It was hard not to see the effect it had on him, looking down over the marsh at several young children at play. “I used to be one of those kids” he said. I wasn’t used to seeing him like this. So lost and haunted now that there were no more distractions of excess and sin provided for his homecoming. It’s a busy Saturday night on the boardwalk and like the tide, residents rush into el Malecon de Chapala in the evening and recede back into town during the early hours of the morning.
“I’ve been all over the world and this is one of the most beautiful things I’ve ever seen. I knew you grew up in Mexico but I never pictured this. You had all of this every weekend?” I said gesturing at all the people and the amazing view. “Ya.” He exhaled with a wistful breath. Still I could see it was hitting him even harder now.
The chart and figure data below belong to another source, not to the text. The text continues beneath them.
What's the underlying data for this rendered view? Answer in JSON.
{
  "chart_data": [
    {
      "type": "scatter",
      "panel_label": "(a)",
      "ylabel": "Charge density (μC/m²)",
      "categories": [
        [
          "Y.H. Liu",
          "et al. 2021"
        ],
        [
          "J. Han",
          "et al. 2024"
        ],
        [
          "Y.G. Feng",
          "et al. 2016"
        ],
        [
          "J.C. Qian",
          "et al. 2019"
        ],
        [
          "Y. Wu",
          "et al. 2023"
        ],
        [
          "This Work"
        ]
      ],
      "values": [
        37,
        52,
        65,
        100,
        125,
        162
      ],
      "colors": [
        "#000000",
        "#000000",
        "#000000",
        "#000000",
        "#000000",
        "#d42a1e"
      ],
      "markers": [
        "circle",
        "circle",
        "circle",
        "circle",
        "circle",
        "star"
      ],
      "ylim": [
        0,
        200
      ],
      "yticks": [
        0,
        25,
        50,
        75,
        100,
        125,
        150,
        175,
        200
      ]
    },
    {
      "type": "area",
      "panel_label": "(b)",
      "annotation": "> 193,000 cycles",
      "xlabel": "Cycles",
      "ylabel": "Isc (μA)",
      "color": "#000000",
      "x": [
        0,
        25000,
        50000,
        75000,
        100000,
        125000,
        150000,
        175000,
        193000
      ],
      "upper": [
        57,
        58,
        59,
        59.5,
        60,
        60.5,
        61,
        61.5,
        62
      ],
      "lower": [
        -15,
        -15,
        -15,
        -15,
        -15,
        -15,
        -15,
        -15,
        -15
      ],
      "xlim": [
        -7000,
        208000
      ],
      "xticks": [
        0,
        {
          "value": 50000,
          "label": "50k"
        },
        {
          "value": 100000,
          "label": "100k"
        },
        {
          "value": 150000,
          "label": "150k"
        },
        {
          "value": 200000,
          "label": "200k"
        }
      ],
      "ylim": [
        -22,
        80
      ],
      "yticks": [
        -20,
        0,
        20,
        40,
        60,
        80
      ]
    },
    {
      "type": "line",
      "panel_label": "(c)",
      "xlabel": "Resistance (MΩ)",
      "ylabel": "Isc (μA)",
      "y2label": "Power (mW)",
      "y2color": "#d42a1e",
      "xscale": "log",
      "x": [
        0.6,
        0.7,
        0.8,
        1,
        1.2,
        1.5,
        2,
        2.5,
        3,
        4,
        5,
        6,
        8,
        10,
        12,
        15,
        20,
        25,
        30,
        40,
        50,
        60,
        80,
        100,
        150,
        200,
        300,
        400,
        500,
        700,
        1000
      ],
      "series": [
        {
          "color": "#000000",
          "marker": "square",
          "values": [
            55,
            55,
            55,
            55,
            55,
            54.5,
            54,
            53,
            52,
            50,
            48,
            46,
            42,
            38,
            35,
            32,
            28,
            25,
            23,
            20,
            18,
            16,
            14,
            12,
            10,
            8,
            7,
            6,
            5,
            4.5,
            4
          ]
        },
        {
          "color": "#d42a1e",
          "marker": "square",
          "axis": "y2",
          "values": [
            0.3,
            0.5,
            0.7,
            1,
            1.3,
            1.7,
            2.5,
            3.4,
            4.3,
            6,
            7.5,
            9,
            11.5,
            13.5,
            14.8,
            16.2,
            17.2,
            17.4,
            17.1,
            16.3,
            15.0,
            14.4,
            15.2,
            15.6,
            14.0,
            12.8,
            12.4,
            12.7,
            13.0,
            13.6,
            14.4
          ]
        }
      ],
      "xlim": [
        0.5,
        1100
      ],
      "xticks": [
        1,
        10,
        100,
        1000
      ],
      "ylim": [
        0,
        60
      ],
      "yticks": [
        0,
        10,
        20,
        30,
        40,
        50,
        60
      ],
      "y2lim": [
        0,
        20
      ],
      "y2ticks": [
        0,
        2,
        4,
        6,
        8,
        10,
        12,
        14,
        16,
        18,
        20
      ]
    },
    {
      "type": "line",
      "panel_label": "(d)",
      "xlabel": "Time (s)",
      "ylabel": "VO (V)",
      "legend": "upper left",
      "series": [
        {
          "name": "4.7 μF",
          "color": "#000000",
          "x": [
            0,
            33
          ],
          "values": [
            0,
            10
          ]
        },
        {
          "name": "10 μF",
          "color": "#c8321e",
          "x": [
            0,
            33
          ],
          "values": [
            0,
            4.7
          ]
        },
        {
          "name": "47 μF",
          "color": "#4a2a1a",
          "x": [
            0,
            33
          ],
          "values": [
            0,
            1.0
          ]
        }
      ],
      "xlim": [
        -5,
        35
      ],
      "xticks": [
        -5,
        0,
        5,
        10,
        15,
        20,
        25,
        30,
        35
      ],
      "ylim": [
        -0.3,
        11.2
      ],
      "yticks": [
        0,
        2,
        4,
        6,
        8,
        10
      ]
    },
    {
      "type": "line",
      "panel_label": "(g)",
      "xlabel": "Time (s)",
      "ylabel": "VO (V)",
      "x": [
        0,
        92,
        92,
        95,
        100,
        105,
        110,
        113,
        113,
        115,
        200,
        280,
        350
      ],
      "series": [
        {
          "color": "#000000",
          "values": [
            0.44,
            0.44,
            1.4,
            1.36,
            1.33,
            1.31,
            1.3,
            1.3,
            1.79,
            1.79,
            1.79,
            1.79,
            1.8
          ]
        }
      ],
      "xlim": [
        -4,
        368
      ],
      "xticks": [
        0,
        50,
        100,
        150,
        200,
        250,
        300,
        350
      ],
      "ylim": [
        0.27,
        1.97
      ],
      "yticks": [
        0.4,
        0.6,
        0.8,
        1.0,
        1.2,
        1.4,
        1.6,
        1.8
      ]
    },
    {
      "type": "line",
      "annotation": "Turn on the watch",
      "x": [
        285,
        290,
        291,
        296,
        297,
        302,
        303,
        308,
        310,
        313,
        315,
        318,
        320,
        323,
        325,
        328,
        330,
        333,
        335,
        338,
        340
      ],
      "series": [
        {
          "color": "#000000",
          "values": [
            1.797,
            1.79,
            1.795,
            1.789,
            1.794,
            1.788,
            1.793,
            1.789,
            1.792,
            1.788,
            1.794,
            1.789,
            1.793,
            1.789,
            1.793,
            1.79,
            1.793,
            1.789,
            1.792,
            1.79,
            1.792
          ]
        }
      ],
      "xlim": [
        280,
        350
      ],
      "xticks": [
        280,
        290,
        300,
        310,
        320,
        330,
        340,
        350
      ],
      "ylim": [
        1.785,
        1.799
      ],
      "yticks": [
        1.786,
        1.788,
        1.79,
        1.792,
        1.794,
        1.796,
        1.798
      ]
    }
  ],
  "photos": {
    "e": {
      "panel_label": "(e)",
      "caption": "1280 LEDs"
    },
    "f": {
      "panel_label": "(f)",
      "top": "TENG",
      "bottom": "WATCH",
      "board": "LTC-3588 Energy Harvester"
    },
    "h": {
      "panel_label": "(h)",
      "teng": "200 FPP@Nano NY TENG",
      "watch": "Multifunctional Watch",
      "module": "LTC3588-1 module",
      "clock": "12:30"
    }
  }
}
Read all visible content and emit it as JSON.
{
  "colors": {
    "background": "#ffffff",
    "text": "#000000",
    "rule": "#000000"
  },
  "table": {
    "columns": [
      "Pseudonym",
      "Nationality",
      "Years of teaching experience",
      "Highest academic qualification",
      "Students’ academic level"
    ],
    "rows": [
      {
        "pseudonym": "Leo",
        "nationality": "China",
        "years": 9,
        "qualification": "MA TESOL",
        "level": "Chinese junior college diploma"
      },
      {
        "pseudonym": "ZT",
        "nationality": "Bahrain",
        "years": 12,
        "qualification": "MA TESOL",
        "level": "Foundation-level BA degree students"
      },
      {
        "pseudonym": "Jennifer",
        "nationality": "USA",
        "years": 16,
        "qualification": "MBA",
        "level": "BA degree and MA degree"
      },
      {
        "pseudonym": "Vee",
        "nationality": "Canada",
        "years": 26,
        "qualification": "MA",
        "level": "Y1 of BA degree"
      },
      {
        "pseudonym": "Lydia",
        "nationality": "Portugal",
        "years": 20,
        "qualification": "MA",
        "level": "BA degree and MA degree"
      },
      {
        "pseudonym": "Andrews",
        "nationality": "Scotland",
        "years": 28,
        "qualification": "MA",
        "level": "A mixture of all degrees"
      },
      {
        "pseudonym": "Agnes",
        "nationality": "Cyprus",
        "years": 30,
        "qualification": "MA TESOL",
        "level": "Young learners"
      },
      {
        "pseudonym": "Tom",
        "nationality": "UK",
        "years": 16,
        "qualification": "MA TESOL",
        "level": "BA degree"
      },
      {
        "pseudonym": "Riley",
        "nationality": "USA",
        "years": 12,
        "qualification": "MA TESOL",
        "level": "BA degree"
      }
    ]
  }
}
Nostalgia is the enticing demon we face more often as years pass. No matter how much pleasure it brings, the pain seems to always win.
Twilight had packed the Rinconcito de Amor to our left with lovers young and old. He started to walk down the “little corner of love” not saying a word, staring intensely through everyone while stopping dead at a specific spot to turn towards the water. I want to believe the only thing he saw was the ghost of himself, young and terribly in love, still standing there. Or he saw that shard of a shattered heart still adrift in the water below. I felt it was best not to ask.
I had no ties to this place, personal or past but I was starting to make a connection during my short stay. To me it’s always been this beautiful and convivial with an undying collective societal ebb and flow but to him it was something more. I merely saw but he irrepressibly felt. Like a crawling fire slowly burning him alive from the inside. I don’t know which memories stabbed at him more, those of joy or of pain. To him I don’t think there was a difference.